The Peter Duncumb Award for Excellence in Microanalysis recognizes outstanding achievement by a currently active individual over a sustained period of time in the field of microanalysis through technical accomplishment, leadership, educational, and professional activities. The award is sponsored by MAS Sustaining Member Bruker Nano Inc.
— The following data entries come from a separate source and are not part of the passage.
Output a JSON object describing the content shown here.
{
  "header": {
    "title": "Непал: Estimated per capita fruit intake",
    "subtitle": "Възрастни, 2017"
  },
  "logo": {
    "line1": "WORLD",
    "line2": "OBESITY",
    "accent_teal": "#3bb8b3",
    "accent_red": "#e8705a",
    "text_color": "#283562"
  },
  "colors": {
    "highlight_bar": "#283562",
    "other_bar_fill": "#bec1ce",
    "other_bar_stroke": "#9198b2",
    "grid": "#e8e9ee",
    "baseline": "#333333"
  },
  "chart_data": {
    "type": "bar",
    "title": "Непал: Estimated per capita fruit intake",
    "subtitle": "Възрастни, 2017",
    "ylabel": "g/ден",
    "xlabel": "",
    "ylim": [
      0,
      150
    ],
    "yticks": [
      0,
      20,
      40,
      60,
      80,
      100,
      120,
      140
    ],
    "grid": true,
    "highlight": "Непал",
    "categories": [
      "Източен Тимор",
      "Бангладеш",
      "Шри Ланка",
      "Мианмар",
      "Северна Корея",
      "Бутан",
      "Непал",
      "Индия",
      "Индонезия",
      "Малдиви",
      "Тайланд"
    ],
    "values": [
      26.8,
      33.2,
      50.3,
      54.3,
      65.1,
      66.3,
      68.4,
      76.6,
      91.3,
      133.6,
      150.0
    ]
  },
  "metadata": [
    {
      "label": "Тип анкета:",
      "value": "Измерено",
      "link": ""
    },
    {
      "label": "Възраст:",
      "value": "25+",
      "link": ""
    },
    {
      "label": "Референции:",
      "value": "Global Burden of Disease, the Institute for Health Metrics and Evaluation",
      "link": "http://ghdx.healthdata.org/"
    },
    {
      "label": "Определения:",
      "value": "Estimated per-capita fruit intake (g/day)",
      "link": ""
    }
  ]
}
Dr. Kalinin is a world-renowned microscopist at the forefront of artificial intelligence and machine learning methods for microanalysis and atomic-level manipulation of materials. Originally hailing from Moscow, Russia, he earned his Ph.D. in 2002 at the University of Pennsylvania in the laboratory of Dr. Dawn Bonnell. He moved to Oak Ridge National Laboratory (ORNL) as a Eugene Wigner Fellow and worked there for 20 years, eventually being promoted to Corporate Fellow (the highest recognition bestowed upon research staff at ORNL) and leading a new Data Analytics group. He was also Director of the Institute for Functional Imaging of Materials at ORNL from 2014–2019. While at ORNL, Dr. Kalinin found that typical approaches for analyzing microscopy data, based on classical models or simple image analytics, were limited in scope. He was an early adopter of artificial neural networks to analyze hyperspectral datasets and identify specific features in scanning probe microscopy (SPM) and scanning transmission electron microscopy (STEM) datasets. This allowed for the rapid identification of correlations between local microstructure and spectral features in real time. He continued to develop this machine learning approach to be technique-agnostic, so that it could be applied to almost any microscopy dataset. Soon, Dr. Kalinin and other researchers were implementing machine learning models to drive artificial intelligence control for automated microscopy. “This is a significant shift from the traditional paradigm where human operators guide the experiment, often leading to biases and missed information,” said Dr. Steve Spurgeon, who develops AI software for TEM based on Dr. Kalinin’s concepts. Dr. Kalinin has also developed a framework for atomic-level fabrication that promises a future where nanoscale assemblies are constructed atom-by-atom in the electron microscope. “Sergei undeniably is leaving an enduring imprint on the dynamic landscape of this transformative discipline,” said fellow colleague and collaborator, Dr. Ray Unocic.

In addition to these technical achievements, Dr. Kalinin is committed to democratizing data science for materials research. He strives to make data and code freely available and adheres to FAIR (Findable, Accessible, Interoperable, and Reusable) guiding principles. He recently started a free, virtual summer school for artificial intelligence and machine learning in electron microscopy. His ability to communicate and understand both physical science and machine learning fields led to a year as a principal scientist at the Amazon Grand Challenge Moonshots Factory Lab in 2022. He has received the Burton Medal from MSA, the Medard Welch Award from the American Vacuum Society, the Blavatnik Award for Physical Sciences, and the Feynman Experimental Prize from the Foresight Institute. Dr. Kalinin is currently the Weston Fulton Professor of Materials Science and Engineering at the University of Tennessee, Knoxville and Chief Scientist of Artificial Intelligence and Machine Learning for Physical Sciences at Pacific Northwest National Laboratory.